Enabling and disabling interrupt requests
may be done via three mechanisms:
•
Control Bits
•
Priority Level
•
ATOMIC and EXTended Instructions
Control Bits
allow switching of each individual source “ON” or “OFF” so that it may
generate a request or not. The control bits (xxIE) are located in the respective interrupt
control registers. All interrupt requests may be enabled or disabled generally via bit IEN
in register PSW. This control bit is the “main switch” which selects if requests from any
source are accepted or not.
For a specific request to be arbitrated, the respective source’s enable bit and the global
enable bit must both be set.
The Priority Level
automatically selects a certain group of interrupt requests to be
acknowledged and ignores all other requests. The priority level of the source that won
the arbitration is compared against the CPU’s current level and the source is serviced
only if its level is higher than the current CPU level. Changing the CPU level to a specific
value via software blocks all requests on the same or a lower level. An interrupt source
assigned to level 0 will be disabled and will never be serviced.

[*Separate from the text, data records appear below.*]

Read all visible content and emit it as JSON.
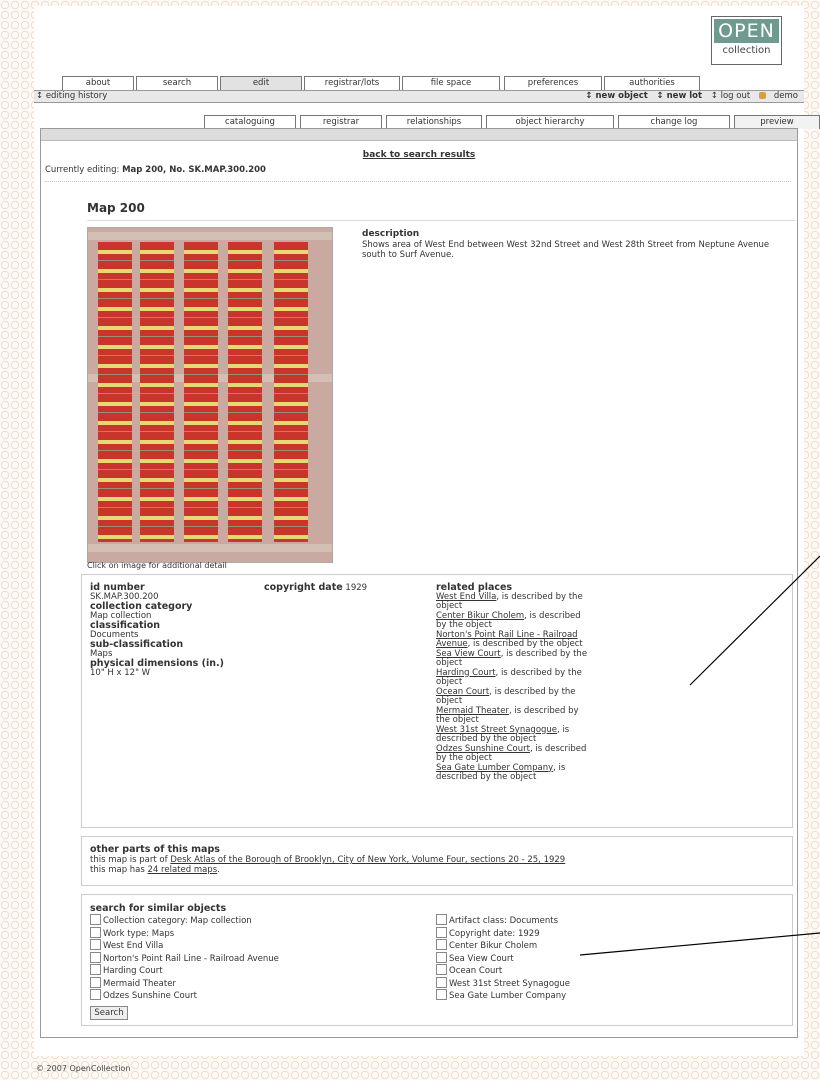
{
  "logo": {
    "top": "OPEN",
    "bottom": "collection"
  },
  "main_tabs": [
    "about",
    "search",
    "edit",
    "registrar/lots",
    "file space",
    "preferences",
    "authorities"
  ],
  "subbar": {
    "history": "↕ editing history",
    "new_object": "↕ new object",
    "new_lot": "↕ new lot",
    "log_out": "↕ log out",
    "user": "demo"
  },
  "sub_tabs": [
    "cataloguing",
    "registrar",
    "relationships",
    "object hierarchy",
    "change log",
    "preview"
  ],
  "back_link": "back to search results",
  "editing": {
    "prefix": "Currently editing:",
    "value": "Map 200, No. SK.MAP.300.200"
  },
  "object": {
    "title": "Map 200",
    "image_caption": "Click on image for additional detail",
    "description_label": "description",
    "description": "Shows area of West End between West 32nd Street and West 28th Street from Neptune Avenue south to Surf Avenue."
  },
  "meta": {
    "id_label": "id number",
    "id": "SK.MAP.300.200",
    "category_label": "collection category",
    "category": "Map collection",
    "classification_label": "classification",
    "classification": "Documents",
    "subclass_label": "sub-classification",
    "subclass": "Maps",
    "dims_label": "physical dimensions (in.)",
    "dims": "10\" H x 12\" W",
    "copyright_label": "copyright date",
    "copyright": "1929",
    "places_label": "related places",
    "places": [
      {
        "name": "West End Villa",
        "suffix": ", is described by the object"
      },
      {
        "name": "Center Bikur Cholem",
        "suffix": ", is described by the object"
      },
      {
        "name": "Norton's Point Rail Line - Railroad Avenue",
        "suffix": ", is described by the object"
      },
      {
        "name": "Sea View Court",
        "suffix": ", is described by the object"
      },
      {
        "name": "Harding Court",
        "suffix": ", is described by the object"
      },
      {
        "name": "Ocean Court",
        "suffix": ", is described by the object"
      },
      {
        "name": "Mermaid Theater",
        "suffix": ", is described by the object"
      },
      {
        "name": "West 31st Street Synagogue",
        "suffix": ", is described by the object"
      },
      {
        "name": "Odzes Sunshine Court",
        "suffix": ", is described by the object"
      },
      {
        "name": "Sea Gate Lumber Company",
        "suffix": ", is described by the object"
      }
    ]
  },
  "other_parts": {
    "title": "other parts of this maps",
    "line1_prefix": "this map is part of ",
    "line1_link": "Desk Atlas of the Borough of Brooklyn, City of New York, Volume Four, sections 20 - 25, 1929",
    "line2_prefix": "this map has ",
    "line2_link": "24 related maps",
    "line2_suffix": "."
  },
  "similar": {
    "title": "search for similar objects",
    "left": [
      "Collection category: Map collection",
      "Work type: Maps",
      "West End Villa",
      "Norton's Point Rail Line - Railroad Avenue",
      "Harding Court",
      "Mermaid Theater",
      "Odzes Sunshine Court"
    ],
    "right": [
      "Artifact class: Documents",
      "Copyright date: 1929",
      "Center Bikur Cholem",
      "Sea View Court",
      "Ocean Court",
      "West 31st Street Synagogue",
      "Sea Gate Lumber Company"
    ],
    "button": "Search"
  },
  "footer": "© 2007 OpenCollection",
  "colors": {
    "tab_active": "#e2e2e2",
    "map_red": "#c9352a",
    "map_yellow": "#e6d872",
    "logo_teal": "#6f9a90"
  }
}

The ATOMIC and EXTend instructions
automatically disable all interrupt requests for
the duration of the following 1 … 4 instructions. This is useful for semaphore handling,
for example, and does not require to re-enable the interrupt system after the inseparable
instruction sequence.
Interrupt Class Management
An interrupt class covers a set of interrupt sources with the same importance, i.e. the
same priority from the system’s viewpoint. Interrupts of the same class must not interrupt
each other. The XC2200 supports this function with two features:
•
Classes with up to eight members
can be established by using the same interrupt
priority (ILVL) and assigning a dedicated group level to each member. This
functionality is built-in and handled automatically by the interrupt controller.
•
Classes with more than eight members
can be established by using a number of
adjacent interrupt priorities (ILVL) and the respective group levels (eight per ILVL).
Each interrupt service routine within this class sets the CPU level to the highest
interrupt priority within the class. All requests from the same or any lower level are
blocked now, i.e. no request of this class will be accepted.